15.Sce4! Nun hängen gleich beide Springer, doch Weiß hat die Konstellation tiefer durchblickt als sein Gegner. dxe4 16.Sxe4 Dxe5 17.Sd6+ Ke7 18.Sxc8+ Eliminiert den Verteidiger des Springers g4 mit Schachgebot. 18.Tf7+ Ke6 19.Dxg4+ Kxd6 20.Dxg6+ Kc5+– ist ein zweiter Gewinnweg. Txc8 19.Dxg4 Weiß steht mit dem Läuferpaar gegen die offene schwarze Königsstellung deutlich überlegen.

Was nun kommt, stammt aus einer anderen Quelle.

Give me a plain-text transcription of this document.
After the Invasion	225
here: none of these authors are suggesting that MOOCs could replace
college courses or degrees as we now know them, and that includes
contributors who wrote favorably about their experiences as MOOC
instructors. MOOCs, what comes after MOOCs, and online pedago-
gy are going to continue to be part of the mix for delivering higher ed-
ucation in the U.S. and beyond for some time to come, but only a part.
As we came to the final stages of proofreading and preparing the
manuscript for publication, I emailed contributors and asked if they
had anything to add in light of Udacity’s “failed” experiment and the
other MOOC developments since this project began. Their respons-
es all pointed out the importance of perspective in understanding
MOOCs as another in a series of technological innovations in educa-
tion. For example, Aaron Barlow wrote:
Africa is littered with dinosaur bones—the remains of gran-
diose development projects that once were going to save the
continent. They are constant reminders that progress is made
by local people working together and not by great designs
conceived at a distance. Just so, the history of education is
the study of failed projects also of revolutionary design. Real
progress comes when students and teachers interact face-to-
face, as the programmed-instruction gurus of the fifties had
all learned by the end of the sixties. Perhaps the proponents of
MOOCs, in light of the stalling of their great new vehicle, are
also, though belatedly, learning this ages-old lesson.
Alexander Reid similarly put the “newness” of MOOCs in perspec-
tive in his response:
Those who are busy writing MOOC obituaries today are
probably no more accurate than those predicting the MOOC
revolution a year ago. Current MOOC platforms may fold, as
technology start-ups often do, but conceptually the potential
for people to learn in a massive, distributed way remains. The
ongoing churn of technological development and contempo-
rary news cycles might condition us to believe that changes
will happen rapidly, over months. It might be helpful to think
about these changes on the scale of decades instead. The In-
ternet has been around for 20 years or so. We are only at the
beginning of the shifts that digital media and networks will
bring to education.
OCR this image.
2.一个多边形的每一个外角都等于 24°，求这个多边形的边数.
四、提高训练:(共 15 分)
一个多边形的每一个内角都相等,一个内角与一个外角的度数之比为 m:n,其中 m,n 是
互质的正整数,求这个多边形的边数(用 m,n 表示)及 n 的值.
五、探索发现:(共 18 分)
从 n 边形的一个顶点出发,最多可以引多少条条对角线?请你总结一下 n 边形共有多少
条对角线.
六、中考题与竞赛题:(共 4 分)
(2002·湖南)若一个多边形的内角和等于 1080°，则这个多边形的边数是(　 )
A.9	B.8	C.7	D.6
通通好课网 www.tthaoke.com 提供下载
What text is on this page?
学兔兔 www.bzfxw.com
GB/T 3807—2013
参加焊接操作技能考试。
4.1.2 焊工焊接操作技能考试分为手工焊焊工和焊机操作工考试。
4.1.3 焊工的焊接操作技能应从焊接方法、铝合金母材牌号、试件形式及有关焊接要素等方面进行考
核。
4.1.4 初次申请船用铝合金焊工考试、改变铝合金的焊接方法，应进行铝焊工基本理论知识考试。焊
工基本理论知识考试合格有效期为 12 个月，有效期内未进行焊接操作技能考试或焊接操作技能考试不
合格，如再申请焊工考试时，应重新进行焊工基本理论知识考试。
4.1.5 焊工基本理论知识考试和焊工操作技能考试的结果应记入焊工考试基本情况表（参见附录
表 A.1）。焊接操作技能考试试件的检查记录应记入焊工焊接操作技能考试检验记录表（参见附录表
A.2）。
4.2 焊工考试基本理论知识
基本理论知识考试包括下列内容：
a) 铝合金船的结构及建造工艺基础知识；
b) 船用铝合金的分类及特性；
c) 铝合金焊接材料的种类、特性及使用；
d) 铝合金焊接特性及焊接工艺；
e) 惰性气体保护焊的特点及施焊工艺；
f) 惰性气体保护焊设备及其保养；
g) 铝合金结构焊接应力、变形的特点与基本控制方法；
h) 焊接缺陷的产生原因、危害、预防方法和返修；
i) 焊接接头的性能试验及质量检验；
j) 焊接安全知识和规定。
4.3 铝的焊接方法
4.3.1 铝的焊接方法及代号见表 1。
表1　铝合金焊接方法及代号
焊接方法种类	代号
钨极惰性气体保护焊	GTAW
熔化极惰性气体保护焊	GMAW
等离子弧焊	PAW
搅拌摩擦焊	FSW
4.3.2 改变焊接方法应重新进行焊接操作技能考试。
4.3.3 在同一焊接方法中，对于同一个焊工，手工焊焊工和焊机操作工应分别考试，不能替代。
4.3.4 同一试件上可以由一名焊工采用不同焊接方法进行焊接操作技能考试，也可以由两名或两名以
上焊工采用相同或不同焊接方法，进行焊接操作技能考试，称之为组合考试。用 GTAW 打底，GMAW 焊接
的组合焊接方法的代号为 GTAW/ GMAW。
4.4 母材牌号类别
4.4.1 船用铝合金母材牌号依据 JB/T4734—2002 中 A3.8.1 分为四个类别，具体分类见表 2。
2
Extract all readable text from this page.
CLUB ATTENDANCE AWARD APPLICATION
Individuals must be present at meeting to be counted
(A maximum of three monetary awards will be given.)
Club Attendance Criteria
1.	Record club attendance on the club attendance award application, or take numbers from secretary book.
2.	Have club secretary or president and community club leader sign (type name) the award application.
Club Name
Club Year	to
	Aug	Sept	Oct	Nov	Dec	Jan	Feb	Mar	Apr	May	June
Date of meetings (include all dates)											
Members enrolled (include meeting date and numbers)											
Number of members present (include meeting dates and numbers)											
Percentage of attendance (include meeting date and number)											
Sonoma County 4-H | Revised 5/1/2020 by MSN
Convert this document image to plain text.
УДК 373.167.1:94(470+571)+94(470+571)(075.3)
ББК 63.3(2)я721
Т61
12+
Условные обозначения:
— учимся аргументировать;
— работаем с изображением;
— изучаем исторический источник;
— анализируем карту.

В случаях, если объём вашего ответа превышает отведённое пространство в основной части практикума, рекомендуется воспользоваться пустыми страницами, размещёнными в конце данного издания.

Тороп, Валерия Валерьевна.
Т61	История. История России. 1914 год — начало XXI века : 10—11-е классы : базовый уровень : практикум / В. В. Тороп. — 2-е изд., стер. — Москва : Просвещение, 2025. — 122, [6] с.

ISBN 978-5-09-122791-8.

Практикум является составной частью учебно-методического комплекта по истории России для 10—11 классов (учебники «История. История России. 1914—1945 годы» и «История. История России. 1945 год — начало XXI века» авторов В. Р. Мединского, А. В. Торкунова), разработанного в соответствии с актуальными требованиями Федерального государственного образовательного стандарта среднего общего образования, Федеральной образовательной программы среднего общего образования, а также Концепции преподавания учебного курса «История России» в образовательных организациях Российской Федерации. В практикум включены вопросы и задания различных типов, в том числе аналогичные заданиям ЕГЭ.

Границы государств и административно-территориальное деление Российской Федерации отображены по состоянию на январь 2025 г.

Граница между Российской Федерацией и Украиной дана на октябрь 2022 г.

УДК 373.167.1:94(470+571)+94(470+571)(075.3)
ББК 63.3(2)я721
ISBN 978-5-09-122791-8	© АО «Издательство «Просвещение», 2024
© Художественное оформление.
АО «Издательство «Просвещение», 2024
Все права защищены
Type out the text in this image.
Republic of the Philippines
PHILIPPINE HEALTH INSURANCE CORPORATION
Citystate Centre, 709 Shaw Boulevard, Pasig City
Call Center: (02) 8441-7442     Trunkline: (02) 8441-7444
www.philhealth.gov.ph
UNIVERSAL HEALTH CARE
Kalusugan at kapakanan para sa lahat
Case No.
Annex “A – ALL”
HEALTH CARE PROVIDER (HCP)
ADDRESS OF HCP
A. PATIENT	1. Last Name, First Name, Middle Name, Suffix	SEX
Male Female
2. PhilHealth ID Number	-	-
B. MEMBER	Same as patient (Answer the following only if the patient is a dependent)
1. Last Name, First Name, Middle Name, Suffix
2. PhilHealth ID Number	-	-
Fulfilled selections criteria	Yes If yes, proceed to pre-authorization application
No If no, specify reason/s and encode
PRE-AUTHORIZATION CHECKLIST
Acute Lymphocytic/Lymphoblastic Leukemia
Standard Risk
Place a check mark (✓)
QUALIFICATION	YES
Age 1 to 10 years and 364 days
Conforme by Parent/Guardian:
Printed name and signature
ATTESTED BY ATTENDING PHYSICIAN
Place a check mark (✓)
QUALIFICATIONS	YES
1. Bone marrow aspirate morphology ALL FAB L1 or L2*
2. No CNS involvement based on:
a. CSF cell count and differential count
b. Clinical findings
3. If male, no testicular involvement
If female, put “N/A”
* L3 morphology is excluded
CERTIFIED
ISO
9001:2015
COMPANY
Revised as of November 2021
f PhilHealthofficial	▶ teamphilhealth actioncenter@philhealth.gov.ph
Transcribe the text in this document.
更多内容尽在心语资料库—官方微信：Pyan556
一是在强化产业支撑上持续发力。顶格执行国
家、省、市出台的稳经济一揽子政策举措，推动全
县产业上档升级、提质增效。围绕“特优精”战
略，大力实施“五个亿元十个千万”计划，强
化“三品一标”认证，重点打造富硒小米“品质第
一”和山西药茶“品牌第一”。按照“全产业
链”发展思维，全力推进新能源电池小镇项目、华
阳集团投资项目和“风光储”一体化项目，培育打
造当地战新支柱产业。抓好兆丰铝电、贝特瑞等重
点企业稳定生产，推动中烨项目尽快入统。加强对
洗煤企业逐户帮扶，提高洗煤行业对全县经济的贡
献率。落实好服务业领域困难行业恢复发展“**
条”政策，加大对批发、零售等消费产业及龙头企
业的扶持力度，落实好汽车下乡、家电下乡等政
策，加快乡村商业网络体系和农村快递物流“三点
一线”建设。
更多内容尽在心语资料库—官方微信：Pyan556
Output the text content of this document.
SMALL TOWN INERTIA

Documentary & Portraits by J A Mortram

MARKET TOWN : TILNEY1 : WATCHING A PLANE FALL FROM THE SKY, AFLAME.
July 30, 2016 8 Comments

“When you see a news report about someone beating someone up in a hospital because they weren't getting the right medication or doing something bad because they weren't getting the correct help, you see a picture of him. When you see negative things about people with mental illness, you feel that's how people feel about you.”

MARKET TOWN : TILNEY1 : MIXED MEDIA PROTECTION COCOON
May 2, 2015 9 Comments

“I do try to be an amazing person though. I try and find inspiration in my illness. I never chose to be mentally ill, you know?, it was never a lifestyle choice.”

Sa6! Verteidigt sich zäh. 20.Lh3 Aktiviert den weißfeldrigen Läufer und droht mit der Dame ein Matt auf d7. Sc5 Verbessert die Springerstellung und deckt das Feld d7. 21.e4 Die Verstellung des Läufers c1 wird aufgehoben und damit sein Wirkungsgrad erhöht. 21.Ld2! Dxb2 22.Lb4 beendet das Spiel noch schneller. Dd4+ Dxe4? wäre nun ein Fehler: 22.Dxe4+ Sxe4 23.Te1! 22.Kh1 Tf8 23.Lf4 Tad8 24.Dxg6 Df6

25.Ld6+! Abzugsangriff auf die schwarze Dame. Dxd6 26.Dxg7+ Ke8 27.Txf8+ 27.Tad1! beendet die Partie sofort: Txf1+ (Dxd1 28.Dxf8 matt) 28.Txf1 Droht Df7 matt. Der schwarze König entkommt nicht mehr: De7 29.Dg8+ Df8 30.Dxf8 matt. Dxf8 28.De5+ Doppelangriff auf König e8 und Springer c5. De7 Vermeidet die sofortige Niederlage. 29.Dh5+ Kf8! Df7? 30.Dxc5 Df3+ 31.Lg2 Td1+ 32.Txd1 Dxd1+ 33.Dg1! rettet Schwarz auch nicht. 30.Dxh6+ und Schwarz kann aufgeben. 1:0.